Laurier Students’ Union events: a year in review
The 2019 fall semester here at Laurier has seen many exciting events take place.
From concerts to craft beer fests, drag shows and cooking demonstrations, the events at Laurier have been nothing short of exciting thus far.
“I think we’re trying new stuff this year. We haven’t done a drag show at Laurier for years and we’ve never done a speaker-type event like we have, and I think the fresh programming is what’s really invited people in,” said Twan Dieker, VP of programming and services for WLUSU.
Laurier started strong with event programming when Toronto rapper Jazz Cartier was invited to host the O-Week concert to a sold-out crowd of students. Since then, every event has been extremely successful, explained Dieker.
“Since then we’ve had our craft beer fest — it’s our third annual and it was our biggest one this year. We took it outside which was a really big step and a really big accomplishment so we were so thrilled with the turn out,” Dieker said.
Following that, Laurier hosted a sold-out drag show featuring Brooke Lynn Hytes from RuPaul’s Drag Race.
“We were thrilled to see that event sell out, and the feedback was so good that we’re looking at doing another one in the coming semester. So, people have just really responded well to that type of programming,” Dieker said.
In November, Antoni Porowski from Netflix’s Queer Eye visited Laurier to do a cooking demonstration and speaking session in front of an eager crowd of students.
“We are hoping to do a lot more speaker events because people responded so positively to that, so we are looking at what kind of other opportunities we have to bring speakers,” Dieker said.
Seeing where there’s opportunities to change things — what needs change and what doesn’t need change, and just kind of looking at everything from a more critical lens I think contributed a lot to how it’s different this year. It’s just taking a finer tooth comb through everything and seeing where we can change, and it’s paid off.
– Twan Dieker, VP of programming and services for WLUSU
“We’ve just been pushing the envelope a little on not sticking with the status quo, and by doing that I think people have responded really positively to that. So, we’ve been challenging a lot of the traditions and seeing how we can make it better and new and fresh and I think that’s paying off a lot for us.”
With every event thus far having had high attendance and generating plenty of commotion on campus, it’s fair to say that the Student’s Union has had a very successful fall semester in terms of event planning.

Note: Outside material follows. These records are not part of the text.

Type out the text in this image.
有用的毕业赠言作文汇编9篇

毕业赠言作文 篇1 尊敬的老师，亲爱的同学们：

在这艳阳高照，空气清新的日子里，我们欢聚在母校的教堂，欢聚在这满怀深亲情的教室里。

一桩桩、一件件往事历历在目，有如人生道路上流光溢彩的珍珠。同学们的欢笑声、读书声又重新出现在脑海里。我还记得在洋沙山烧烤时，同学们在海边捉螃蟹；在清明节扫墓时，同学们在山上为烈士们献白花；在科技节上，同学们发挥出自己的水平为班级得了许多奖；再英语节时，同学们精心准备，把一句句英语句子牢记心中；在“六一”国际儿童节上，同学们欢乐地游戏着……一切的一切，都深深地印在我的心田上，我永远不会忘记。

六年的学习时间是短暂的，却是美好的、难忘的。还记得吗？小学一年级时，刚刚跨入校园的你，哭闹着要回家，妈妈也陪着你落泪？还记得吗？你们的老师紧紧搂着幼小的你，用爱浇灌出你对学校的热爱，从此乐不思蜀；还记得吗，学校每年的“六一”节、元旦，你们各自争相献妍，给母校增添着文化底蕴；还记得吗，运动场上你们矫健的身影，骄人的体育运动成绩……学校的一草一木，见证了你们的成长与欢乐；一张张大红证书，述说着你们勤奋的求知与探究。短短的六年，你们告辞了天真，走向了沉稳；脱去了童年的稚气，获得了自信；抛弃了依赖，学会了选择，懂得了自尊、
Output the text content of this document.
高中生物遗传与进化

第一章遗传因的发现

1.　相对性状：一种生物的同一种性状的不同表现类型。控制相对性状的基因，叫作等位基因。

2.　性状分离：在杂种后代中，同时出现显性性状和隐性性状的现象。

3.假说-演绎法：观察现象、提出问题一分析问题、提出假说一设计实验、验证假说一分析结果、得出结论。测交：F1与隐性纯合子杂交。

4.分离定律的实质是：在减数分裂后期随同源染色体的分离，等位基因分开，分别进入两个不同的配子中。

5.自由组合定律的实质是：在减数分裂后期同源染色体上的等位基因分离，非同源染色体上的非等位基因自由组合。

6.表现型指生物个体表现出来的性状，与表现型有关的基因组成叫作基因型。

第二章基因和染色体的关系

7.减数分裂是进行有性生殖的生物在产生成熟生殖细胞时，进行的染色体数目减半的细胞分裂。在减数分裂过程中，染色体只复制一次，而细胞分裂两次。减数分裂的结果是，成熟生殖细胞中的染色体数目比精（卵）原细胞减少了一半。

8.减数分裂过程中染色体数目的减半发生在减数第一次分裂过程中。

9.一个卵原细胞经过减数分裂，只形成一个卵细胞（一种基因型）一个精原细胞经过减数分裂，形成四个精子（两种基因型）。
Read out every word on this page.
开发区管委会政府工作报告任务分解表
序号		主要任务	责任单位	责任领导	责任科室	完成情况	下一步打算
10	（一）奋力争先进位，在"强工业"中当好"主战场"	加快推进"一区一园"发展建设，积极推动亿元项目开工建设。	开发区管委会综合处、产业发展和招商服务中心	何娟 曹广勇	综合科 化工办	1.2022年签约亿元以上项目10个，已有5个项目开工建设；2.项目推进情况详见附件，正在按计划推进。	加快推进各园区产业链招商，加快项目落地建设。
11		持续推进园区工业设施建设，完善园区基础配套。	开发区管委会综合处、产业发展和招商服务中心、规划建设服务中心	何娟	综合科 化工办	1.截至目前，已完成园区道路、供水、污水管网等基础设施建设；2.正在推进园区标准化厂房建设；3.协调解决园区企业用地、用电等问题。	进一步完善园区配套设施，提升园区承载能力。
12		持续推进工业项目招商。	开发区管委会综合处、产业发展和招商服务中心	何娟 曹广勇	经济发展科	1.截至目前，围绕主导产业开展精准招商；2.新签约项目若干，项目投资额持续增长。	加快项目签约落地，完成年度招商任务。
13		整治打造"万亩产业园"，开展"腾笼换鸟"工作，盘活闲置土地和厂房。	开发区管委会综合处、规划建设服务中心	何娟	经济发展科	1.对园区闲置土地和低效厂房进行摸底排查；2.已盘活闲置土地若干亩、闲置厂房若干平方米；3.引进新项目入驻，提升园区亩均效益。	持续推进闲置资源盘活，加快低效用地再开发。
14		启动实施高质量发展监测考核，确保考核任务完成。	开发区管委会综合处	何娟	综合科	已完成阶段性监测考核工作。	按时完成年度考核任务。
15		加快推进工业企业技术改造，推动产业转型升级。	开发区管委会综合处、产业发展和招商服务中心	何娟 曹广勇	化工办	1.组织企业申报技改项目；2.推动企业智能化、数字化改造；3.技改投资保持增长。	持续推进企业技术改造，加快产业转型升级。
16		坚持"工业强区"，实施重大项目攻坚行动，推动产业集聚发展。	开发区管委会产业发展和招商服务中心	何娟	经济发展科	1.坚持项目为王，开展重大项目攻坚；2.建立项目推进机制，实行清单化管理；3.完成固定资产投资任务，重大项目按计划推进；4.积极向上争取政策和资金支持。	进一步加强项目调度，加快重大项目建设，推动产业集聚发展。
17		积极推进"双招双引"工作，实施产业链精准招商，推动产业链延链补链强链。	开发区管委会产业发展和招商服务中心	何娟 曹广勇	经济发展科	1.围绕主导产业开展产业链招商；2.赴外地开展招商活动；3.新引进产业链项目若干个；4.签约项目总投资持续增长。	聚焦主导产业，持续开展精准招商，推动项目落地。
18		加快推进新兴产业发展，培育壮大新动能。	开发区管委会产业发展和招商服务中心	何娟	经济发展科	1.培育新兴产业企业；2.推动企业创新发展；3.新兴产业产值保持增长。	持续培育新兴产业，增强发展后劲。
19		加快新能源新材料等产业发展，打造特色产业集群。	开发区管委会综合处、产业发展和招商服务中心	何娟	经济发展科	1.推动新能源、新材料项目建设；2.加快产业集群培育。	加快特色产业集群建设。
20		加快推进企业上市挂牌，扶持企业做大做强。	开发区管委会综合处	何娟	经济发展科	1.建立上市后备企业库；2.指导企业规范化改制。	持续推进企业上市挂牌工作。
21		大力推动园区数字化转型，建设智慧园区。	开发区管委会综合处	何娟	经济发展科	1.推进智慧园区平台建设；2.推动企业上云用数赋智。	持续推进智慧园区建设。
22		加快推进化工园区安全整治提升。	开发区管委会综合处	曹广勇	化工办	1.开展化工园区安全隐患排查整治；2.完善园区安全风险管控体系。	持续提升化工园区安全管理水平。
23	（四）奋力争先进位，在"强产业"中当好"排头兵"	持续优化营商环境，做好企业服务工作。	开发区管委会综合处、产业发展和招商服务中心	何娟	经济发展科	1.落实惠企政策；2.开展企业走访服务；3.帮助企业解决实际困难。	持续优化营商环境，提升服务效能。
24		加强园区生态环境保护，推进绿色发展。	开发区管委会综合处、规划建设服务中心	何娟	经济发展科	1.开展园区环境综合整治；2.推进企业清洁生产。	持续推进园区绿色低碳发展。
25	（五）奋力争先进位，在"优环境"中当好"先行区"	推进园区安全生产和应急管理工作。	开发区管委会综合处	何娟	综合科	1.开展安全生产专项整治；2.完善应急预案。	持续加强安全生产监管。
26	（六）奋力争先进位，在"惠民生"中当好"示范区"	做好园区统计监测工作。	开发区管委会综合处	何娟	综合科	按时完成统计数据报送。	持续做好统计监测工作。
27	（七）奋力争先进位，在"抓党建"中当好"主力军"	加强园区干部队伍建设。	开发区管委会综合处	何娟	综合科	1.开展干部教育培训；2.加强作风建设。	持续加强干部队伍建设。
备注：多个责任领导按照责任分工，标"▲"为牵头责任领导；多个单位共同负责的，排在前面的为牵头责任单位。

The success of the Brooke Lynn Hytes drag show as well as Antoni Porowski’s cooking demonstration has not gone unnoticed by the student body, either.
“A lot of the events we have run have always been very high energy and some of them we’ve kind of toned down from that. People have appreciated that we’ve just made simple programming — simple and effective programming,” Dieker said.
There is no plan for these events to slow down in the winter semester, either.
“Thursday we have our Return to The Snow event, so in the quad we’re gonna be putting up an ice rink … some food and some drink vendors, live music and games and we’re kind of going to transform the quad,” Dieker said.
Students can now purchase tickets for recording artist Bulow’s performance at the Turret on Jan. 16. Following that is Open Mic Idol at Wilf’s on Jan. 20, and students can apply now to compete.
Although nothing is revealed as of yet, students can look forward to plenty of programming during the week of Valentine’s Day, explained Dieker.
“Our year end concert is coming up very quickly — it’s just gonna fly out of nowhere — so we have our year end concert to look forward to. We’re going to be announcing a headliner soon,” Dieker said.
The success of this year’s events have been no small feat. Dieker explained that working closely with other schools is helpful in terms of event programming.
“Just hearing what other schools are doing and working closely with them to get better deals, bring in different acts and kind of working that way has been really helpful for us,” Dieker said.
“Seeing where there’s opportunities to change things — what needs change and what doesn’t need change, and just kind of looking at everything from a more critical lens I think contributed a lot to how it’s different this year. It’s just taking a finer tooth comb through everything and seeing where we can change, and it’s paid off.”